ONLINE
SHOP

Column - Saika

2012/2013 初秋 満月

大家が欲しがっていたのを思い出して、夕刻になってススキを探しに鴨川へ降りた。

草を分けて歩くたびに、虫の声が辺りより鳴り響き、これは鈴虫の何匹か踏んでしまっているのでは無いだろうかと申し訳なくなる。成る丈、音をたてて草を揺らしてから足を降ろすように心がけた。

夏の湿気を思い出すことが出来ないほどに、風が秋を含んでいる。肌寒さも覚えた。

先日見つけておいたススキの群生は何処であったか、と見渡し、余りにも慎重に歩きすぎていたのか、いつしか影が色濃くなっていることを知った。暗くなれば他の草と見分けがつかない。ススキかと掴めば葦草で、これは諦めるとするかと思ったときに、嗅ぎなれた肉桂を捕らえ近づいていった。

「こんばんは」

「これはこれは」

大家がススキを望んでいる件りを話すと、男が表情を緩めたのがわかった。

「けれども、暗くなってしまってススキか葦かの区別もつかなくて」

なるほど、この雲でしたからね、と八ッ橋屋は言う。

「なに、心配することありませんわ」

ほれ、との掛け声を合図にしたかのように、川原が明るく光りはじめた。何事かと思えば、月が雲から出たのである。

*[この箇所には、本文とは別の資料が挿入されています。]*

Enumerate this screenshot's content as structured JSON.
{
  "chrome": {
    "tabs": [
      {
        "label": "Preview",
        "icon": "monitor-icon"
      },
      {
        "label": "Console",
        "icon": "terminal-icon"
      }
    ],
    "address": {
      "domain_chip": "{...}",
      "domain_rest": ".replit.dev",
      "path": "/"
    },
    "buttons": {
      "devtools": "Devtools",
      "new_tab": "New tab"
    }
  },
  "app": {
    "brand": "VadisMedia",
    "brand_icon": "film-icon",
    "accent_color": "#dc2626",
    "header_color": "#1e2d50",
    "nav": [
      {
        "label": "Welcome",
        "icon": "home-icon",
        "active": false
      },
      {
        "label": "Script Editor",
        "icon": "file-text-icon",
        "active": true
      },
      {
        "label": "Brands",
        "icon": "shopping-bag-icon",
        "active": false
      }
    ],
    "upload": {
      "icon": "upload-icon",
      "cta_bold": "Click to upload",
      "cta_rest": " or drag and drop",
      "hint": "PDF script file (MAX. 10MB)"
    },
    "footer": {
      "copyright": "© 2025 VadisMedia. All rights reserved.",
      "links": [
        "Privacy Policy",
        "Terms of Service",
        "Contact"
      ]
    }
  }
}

「ここらへん、周りはみんなススキやし、好きにとっていかれればよろしい」

何のことは無い、男はススキの群生の真ん中に座り込んでいたのだった。

「今宵は満月なんで、ちょいと月見をと思いまして」

手に団子まで持っている。おひとつどうぞ、と差し出されたので口に入れると生八ッ橋で出来ている。餡も少しついた贅沢さで、工場での残りで誂えてきたのであろう。

「大家さんも、家で今宵月見をなさるつもりなんやないですか」

ススキをと言われるがままに降りてきたものの、月の満ち欠けのことはすっかり忘れていた。これは私が届けたのでは、力不足というものであろう。

「不躾で無ければ、代わりに届けていただけませんか。団子がある方が喜ばれると思います」

「私などでよろしければ、いくらでも」

八ッ橋屋は、私が手にしていた鎌を使って鮮やかにススキを刈り取ると、月灯りの中去っていった。

男が座っていた場所に腰をおろして、辺りを見渡す。見事なススキが露を含んで、宝石か何かのように輝いていた。 見上げれば、欠けることの無い月が、白い光を惜しむ事無く曝け出していた。団子は食べてしまったが、また肉桂が香ったような気がした。